Peter87 points out the new use for variables, which offer a convenience over the notion of declaring data as extern, then carefully choosing some translation unit to define it once and only once.

That's the opposing point with functions, too. Essentially stand alone functions (in particular) are all "considered" to be extern, which is to say the declaration found in a header file may be found by the linker in some other translation unit at link time. In that situation if, by some mistake, a definition appeared in two or more translation units it is a linker error (or at least a warning), since the linker can't decide for you (even though some switching might force it to) which of the duplicates to use.

The inline keyword, when applied to functions, addresses that opposite scenario typically implemented as a definition in a header file where such duplicates are to be expected and because they come from the same text in each repetition, it should be safe to assume just one of them is applicable (and if it is short, emitted as inline assembler, leaving no actual function call).

What many don't stop to think is a situation that comes, often by accident, where a function declared in a header, provided in one translation unit, is short (and appears early in the CPP file). Later in that CPP file, the compiler processes a function that calls this short function. It is not declared inline. It isn't defined in the header. Yet, the optimizer is just as likely to emit this short function as inline machine code because it fits all the requirements (and it now knows that code since the short function was already compiled).

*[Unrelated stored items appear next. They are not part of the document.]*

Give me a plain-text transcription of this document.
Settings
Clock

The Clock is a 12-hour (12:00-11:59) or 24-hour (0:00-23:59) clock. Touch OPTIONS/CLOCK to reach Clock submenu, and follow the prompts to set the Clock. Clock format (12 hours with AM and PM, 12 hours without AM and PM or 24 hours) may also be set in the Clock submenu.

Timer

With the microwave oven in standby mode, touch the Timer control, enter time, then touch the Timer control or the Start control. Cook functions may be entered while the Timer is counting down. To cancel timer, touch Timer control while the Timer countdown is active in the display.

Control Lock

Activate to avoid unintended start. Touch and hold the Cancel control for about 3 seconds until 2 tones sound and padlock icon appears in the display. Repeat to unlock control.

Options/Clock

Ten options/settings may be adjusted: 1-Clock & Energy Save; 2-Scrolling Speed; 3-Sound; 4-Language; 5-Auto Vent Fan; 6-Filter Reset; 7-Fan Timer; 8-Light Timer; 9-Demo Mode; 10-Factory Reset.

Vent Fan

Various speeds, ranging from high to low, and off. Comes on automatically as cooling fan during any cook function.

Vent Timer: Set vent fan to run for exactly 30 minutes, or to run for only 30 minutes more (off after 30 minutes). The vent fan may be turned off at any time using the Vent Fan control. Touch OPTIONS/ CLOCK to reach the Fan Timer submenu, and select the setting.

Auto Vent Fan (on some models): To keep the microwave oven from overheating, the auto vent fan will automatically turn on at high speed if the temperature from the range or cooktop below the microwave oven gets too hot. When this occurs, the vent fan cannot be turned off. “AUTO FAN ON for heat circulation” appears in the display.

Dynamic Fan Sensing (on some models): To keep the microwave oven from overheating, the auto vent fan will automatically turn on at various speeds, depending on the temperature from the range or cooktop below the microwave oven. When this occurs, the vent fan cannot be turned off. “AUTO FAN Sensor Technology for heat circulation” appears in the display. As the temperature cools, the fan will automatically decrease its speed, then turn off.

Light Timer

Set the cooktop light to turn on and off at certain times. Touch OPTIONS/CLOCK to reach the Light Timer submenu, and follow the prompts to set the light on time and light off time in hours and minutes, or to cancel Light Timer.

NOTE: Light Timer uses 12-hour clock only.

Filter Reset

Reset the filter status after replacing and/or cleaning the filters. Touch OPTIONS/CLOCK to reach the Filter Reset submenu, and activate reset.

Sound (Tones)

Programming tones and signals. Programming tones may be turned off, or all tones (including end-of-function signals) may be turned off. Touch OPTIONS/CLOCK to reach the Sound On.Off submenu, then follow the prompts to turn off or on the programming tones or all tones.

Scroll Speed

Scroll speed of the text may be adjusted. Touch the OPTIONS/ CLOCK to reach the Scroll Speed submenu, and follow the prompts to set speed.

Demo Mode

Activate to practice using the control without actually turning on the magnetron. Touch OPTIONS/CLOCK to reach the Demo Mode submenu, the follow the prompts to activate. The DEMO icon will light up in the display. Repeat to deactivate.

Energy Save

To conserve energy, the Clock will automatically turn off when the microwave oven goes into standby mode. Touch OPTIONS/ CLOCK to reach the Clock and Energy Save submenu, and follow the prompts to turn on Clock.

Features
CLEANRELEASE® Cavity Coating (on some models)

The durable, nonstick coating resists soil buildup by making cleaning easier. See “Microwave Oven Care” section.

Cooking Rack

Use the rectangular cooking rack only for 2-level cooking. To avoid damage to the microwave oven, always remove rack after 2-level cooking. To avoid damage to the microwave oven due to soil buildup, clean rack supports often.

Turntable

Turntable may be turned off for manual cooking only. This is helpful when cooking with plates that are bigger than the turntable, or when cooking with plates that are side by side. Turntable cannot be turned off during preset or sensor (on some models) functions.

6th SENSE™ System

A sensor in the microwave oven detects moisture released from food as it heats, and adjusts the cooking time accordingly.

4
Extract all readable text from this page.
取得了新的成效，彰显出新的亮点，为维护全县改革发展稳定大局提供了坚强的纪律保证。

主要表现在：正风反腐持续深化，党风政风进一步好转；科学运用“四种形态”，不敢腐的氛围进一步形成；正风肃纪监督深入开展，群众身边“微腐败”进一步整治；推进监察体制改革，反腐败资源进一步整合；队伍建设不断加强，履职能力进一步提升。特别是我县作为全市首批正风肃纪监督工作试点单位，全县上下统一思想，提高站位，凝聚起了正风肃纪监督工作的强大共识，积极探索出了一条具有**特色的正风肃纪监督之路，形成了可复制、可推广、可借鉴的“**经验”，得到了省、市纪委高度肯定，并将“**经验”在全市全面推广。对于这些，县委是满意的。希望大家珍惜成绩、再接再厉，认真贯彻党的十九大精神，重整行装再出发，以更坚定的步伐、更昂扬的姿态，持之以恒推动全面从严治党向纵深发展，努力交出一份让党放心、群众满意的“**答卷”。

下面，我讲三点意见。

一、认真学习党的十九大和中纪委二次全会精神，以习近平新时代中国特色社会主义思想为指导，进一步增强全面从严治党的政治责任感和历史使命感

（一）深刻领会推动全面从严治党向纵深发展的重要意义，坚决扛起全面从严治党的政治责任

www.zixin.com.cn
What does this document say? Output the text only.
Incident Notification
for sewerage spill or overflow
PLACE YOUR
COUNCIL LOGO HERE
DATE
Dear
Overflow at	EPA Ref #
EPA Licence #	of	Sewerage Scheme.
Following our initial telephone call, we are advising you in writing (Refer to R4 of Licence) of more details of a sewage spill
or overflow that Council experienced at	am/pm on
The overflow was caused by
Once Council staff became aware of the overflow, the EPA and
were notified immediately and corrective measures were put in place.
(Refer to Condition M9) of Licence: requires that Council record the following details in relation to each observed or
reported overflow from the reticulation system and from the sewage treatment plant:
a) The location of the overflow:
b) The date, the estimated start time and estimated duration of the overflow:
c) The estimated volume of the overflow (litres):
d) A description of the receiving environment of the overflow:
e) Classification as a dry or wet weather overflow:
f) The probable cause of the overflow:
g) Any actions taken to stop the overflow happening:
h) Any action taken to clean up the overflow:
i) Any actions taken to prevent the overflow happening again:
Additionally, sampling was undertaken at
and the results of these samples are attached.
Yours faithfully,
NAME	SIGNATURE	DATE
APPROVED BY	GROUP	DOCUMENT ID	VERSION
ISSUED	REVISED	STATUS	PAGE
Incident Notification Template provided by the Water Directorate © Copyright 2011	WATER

This leads to a great frustration and name calling of various compilers, where programmers think the compiler is refusing to optimize and emit inline machine code for their functions when declared inline. They assume the primary purpose of inline is about emitting inline machine code. I'm not a language lawyer (and happy not to be), but I'm of the assumption (clearly an unsafe practice) that the standards don't mention much about a guarantee of any optimized inline machine code. Even with the ever popular __force_inline (or whatever a particular compiler might call it), there is no real guarantee of the emitted machine code. Some compilers seem more cooperative than others.

Ok, I'm going to pout in another forum over being exposed as a TL;DR poster

right. you can absolutely force inline yourself, but NOT with inline type suggestion statements. and again, as often as not, doing this is not helping your speed. Once in a while you win one. Visual studio used to respect force inline pretty well, so long as the function was not recursive or nested in some way that made it unpossible to unravel the inline chain. It probably still behaves this way. But you can't expect that on other compilers. If you want it inline for sure, DIY.

The compiler cannot perform inline substitution of a function unless the definition of that function is visible. But if a function is inline, its definition is visible to every translation unit (TU) in the program that needs it.

Otherwise, link-time optimization is required in order to optimize code across TUs.

most of the details have been explained already. I would just like to add that you can be informed if you wish by the compiler if function is not inlined.

in Visual Studio, that is msvc compiler throws you a level 4 warning (C4710)

https://docs.microsoft.com/en-us/cpp/error-messages/compiler-warnings/compiler-warning-level-4-c4710?view=vs-2019

I do a lot of inlining in my project, mostly 1-2 line functions, and can say that so far 98% of my functions have been inlined so compiler does respect the inline keyword, the trick is to inline only single line or max 3 line functions.